Mostly, though, the son misses the father on Sunday. Or on all these Saturdays the Giants have had lately, as they were closing out the field in the NFC East and setting up this playoff game on Sunday against an old Giant assistant named John Fox and the Carolina Panthers.

Wellington Mara has been dead two months now. Bob Tisch died three weeks after that. There has never been a period quite like this for any sports team, certainly not one around here. The memory of the two men is evoked constantly, mostly because they would have loved this Giants team and the run it's made to next Sunday, would have loved the way Tiki has played and Osi and Eli (who says there's no "I" in team?), Burress and Shockey and Strahan. This has been one of the most entertaining and enjoyable Giant seasons in a long time, coming after 4-12 and 6-10. But then Well Mara in particular always believed next season would be better.

Now he is gone. John Mara has taken his place. This all goes as deep now with him as it did with the father. He runs the Giants now. He is in charge of the football side of the family business. He is the heir to Sundays like this Sunday.

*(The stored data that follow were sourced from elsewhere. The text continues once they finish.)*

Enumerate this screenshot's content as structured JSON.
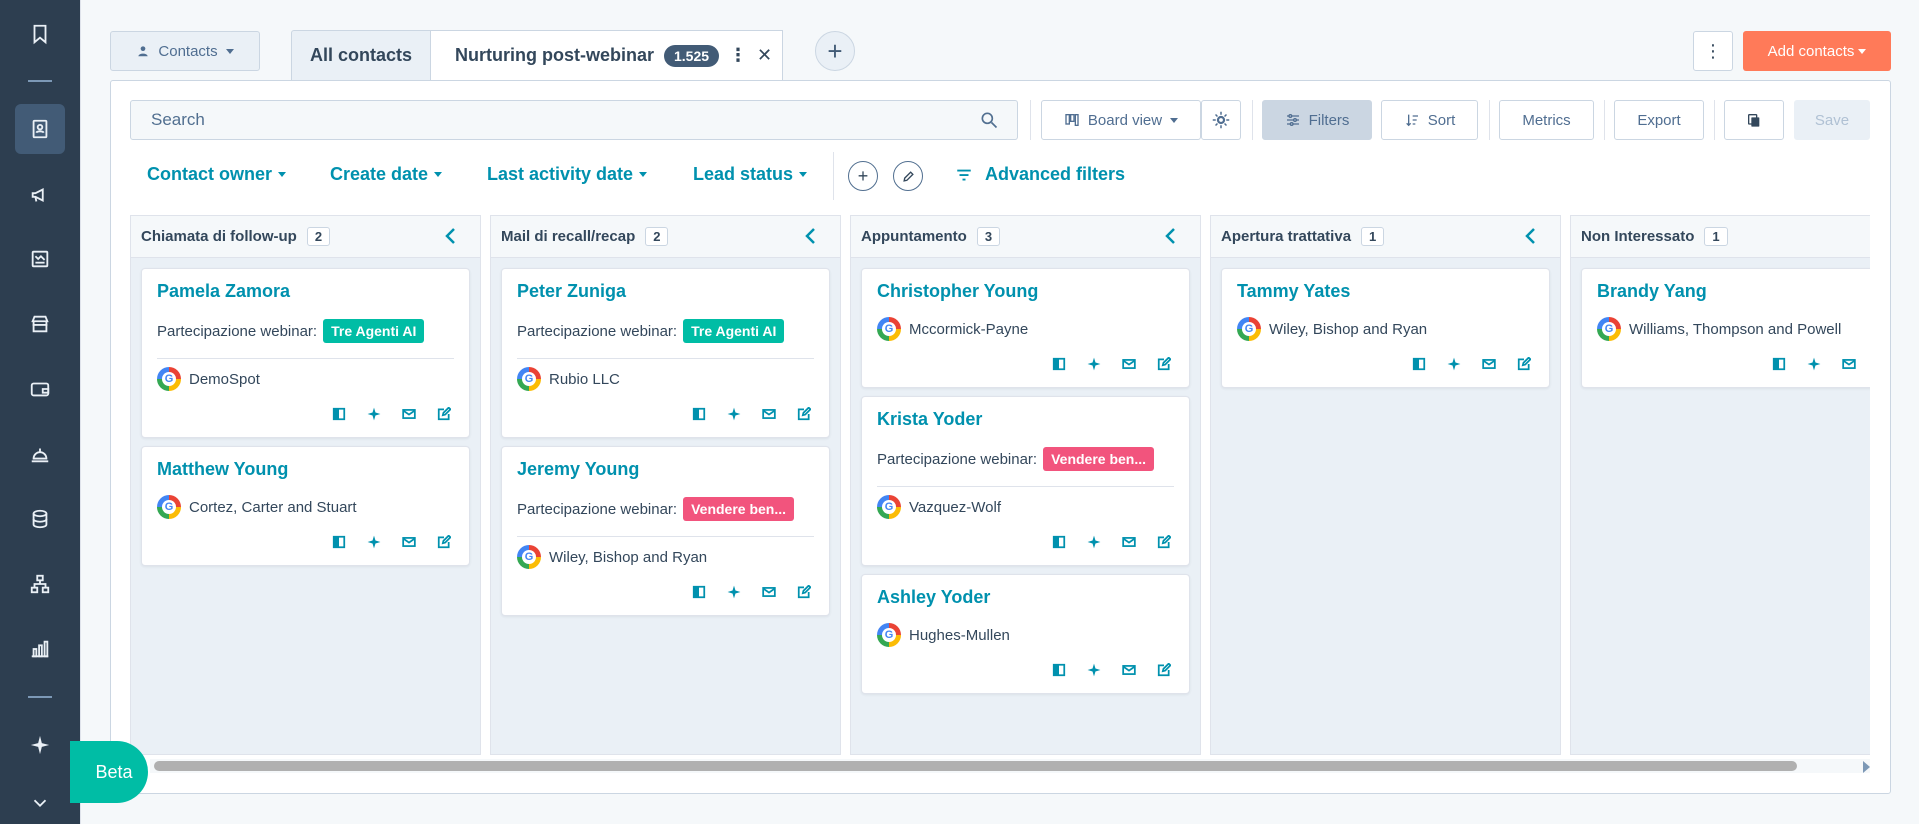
{
  "nav": {
    "icons": [
      "bookmark-icon",
      "contacts-book-icon",
      "megaphone-icon",
      "newsletter-icon",
      "store-icon",
      "wallet-icon",
      "service-bell-icon",
      "database-icon",
      "hierarchy-icon",
      "bar-chart-icon",
      "sparkle-icon",
      "chevron-down-icon"
    ],
    "active": "contacts-book-icon"
  },
  "header": {
    "object_selector": "Contacts",
    "tabs": [
      {
        "label": "All contacts"
      },
      {
        "label": "Nurturing post-webinar",
        "count": "1.525"
      }
    ],
    "add_contacts": "Add contacts"
  },
  "toolbar": {
    "search_placeholder": "Search",
    "board_view": "Board view",
    "filters": "Filters",
    "sort": "Sort",
    "metrics": "Metrics",
    "export": "Export",
    "save": "Save"
  },
  "filter_row": {
    "items": [
      "Contact owner",
      "Create date",
      "Last activity date",
      "Lead status"
    ],
    "advanced": "Advanced filters"
  },
  "colors": {
    "accent": "#0091ae",
    "primary_cta": "#ff7a59",
    "tag_green": "#00bda5",
    "tag_pink": "#f2547d",
    "nav_bg": "#2d3e50"
  },
  "board": {
    "prop_label": "Partecipazione webinar:",
    "columns": [
      {
        "title": "Chiamata di follow-up",
        "count": "2",
        "cards": [
          {
            "name": "Pamela Zamora",
            "tag": "Tre Agenti AI",
            "tag_color": "green",
            "company": "DemoSpot"
          },
          {
            "name": "Matthew Young",
            "tag": "",
            "tag_color": "",
            "company": "Cortez, Carter and Stuart"
          }
        ]
      },
      {
        "title": "Mail di recall/recap",
        "count": "2",
        "cards": [
          {
            "name": "Peter Zuniga",
            "tag": "Tre Agenti AI",
            "tag_color": "green",
            "company": "Rubio LLC"
          },
          {
            "name": "Jeremy Young",
            "tag": "Vendere ben...",
            "tag_color": "pink",
            "company": "Wiley, Bishop and Ryan"
          }
        ]
      },
      {
        "title": "Appuntamento",
        "count": "3",
        "cards": [
          {
            "name": "Christopher Young",
            "tag": "",
            "tag_color": "",
            "company": "Mccormick-Payne"
          },
          {
            "name": "Krista Yoder",
            "tag": "Vendere ben...",
            "tag_color": "pink",
            "company": "Vazquez-Wolf"
          },
          {
            "name": "Ashley Yoder",
            "tag": "",
            "tag_color": "",
            "company": "Hughes-Mullen"
          }
        ]
      },
      {
        "title": "Apertura trattativa",
        "count": "1",
        "cards": [
          {
            "name": "Tammy Yates",
            "tag": "",
            "tag_color": "",
            "company": "Wiley, Bishop and Ryan"
          }
        ]
      },
      {
        "title": "Non Interessato",
        "count": "1",
        "cards": [
          {
            "name": "Brandy Yang",
            "tag": "",
            "tag_color": "",
            "company": "Williams, Thompson and Powell"
          }
        ]
      }
    ]
  },
  "beta_label": "Beta"
}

"I went to visit him in the hospital after we lost the San Diego game," John Mara said. "He knew that game was going to be tough for Eli because we all did. But then I think he opened everybody's eyes with the way he took us down the field, the way he hung in there all night. And that day in the hospital, Dad smiled and said, 'Hey, we might have something here.' And I realized he was talking about this year."

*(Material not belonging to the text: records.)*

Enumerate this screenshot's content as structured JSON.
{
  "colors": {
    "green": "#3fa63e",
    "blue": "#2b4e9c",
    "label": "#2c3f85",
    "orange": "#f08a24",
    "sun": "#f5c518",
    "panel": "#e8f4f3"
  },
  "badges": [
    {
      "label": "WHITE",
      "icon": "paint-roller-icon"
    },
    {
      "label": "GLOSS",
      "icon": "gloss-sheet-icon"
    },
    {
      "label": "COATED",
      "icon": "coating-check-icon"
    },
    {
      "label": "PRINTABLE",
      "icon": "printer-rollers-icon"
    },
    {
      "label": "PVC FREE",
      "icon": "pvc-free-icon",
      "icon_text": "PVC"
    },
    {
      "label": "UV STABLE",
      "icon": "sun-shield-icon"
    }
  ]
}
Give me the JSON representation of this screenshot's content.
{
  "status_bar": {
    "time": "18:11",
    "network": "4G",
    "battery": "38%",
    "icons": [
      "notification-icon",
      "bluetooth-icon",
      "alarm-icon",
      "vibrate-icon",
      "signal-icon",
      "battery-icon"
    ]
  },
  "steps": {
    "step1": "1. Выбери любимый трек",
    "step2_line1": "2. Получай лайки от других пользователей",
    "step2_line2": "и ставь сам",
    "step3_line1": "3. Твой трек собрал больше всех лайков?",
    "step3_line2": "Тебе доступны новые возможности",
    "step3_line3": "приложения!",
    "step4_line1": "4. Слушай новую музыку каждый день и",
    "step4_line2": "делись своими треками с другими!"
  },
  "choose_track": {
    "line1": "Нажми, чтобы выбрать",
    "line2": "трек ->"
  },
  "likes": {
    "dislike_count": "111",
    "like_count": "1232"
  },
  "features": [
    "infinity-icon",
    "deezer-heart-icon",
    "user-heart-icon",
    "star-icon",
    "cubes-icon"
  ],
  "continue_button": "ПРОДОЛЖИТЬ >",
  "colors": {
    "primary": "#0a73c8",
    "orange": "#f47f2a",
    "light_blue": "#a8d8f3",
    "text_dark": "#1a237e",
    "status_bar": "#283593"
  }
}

If the Giants win, they keep going, to either Seattle or Chicago. They do not go out there to win one for Well Mara or Bob Tisch. This coach and these players know how wide open the field is in the NFC, as good as Seattle's record is. They know what kind of shot they have here. They do not do this for their late owners, they do this for themselves. You can't say it enough: In any sport, you never know when a shot like this will come around again.

Mr. Mara still would have loved it all. He signed off on the deal for the kid at quarterback, and he always wanted this coach. "(Coughlin) is everything Dad wanted as our coach," John Mara said, "everything he thought the coach of the Giants should be."

In all the important ways, this is still Wellington Mara's team, his last.

"I go down on the field for practice maybe once a week," John Mara said. "And that's another place where I look over to the corner, the place where he liked to watch from, and expect to see him."

The first big playoff game Well Mara saw, not officially designated a championship game that year, just the one that clinched the title for the Giants, was against Red Grange at the Polo Grounds in 1927, Giants 13, Bears 7. The first one John Mara remembers seeing in person was the championship game of 1962, Packers over the Giants at Yankee Stadium, 16-7.

"I sat with my mother in the auxiliary press box in the end zone," Mara said. "A few rows ahead of us was Elston Howard, which was a huge deal to me because I was such a big Yankees fan. When we lost the game, I remember my mother crying. Not my dad. I knew he was hurting. This was that stretch when we lost five championship games in a row. But as much as he hurt that day, he didn't show you. He always knew how you were supposed to act, win or lose."

Well Mara once called Giants games "family gatherings." There will be another one on Sunday, the kind of day he knew all about, all the way back to Red Grange and the Polo Grounds, the kind of day he carried around mostly in his heart. Try telling John Mara the old man won't be there Sunday. When the son walks in the door, the father will be everywhere.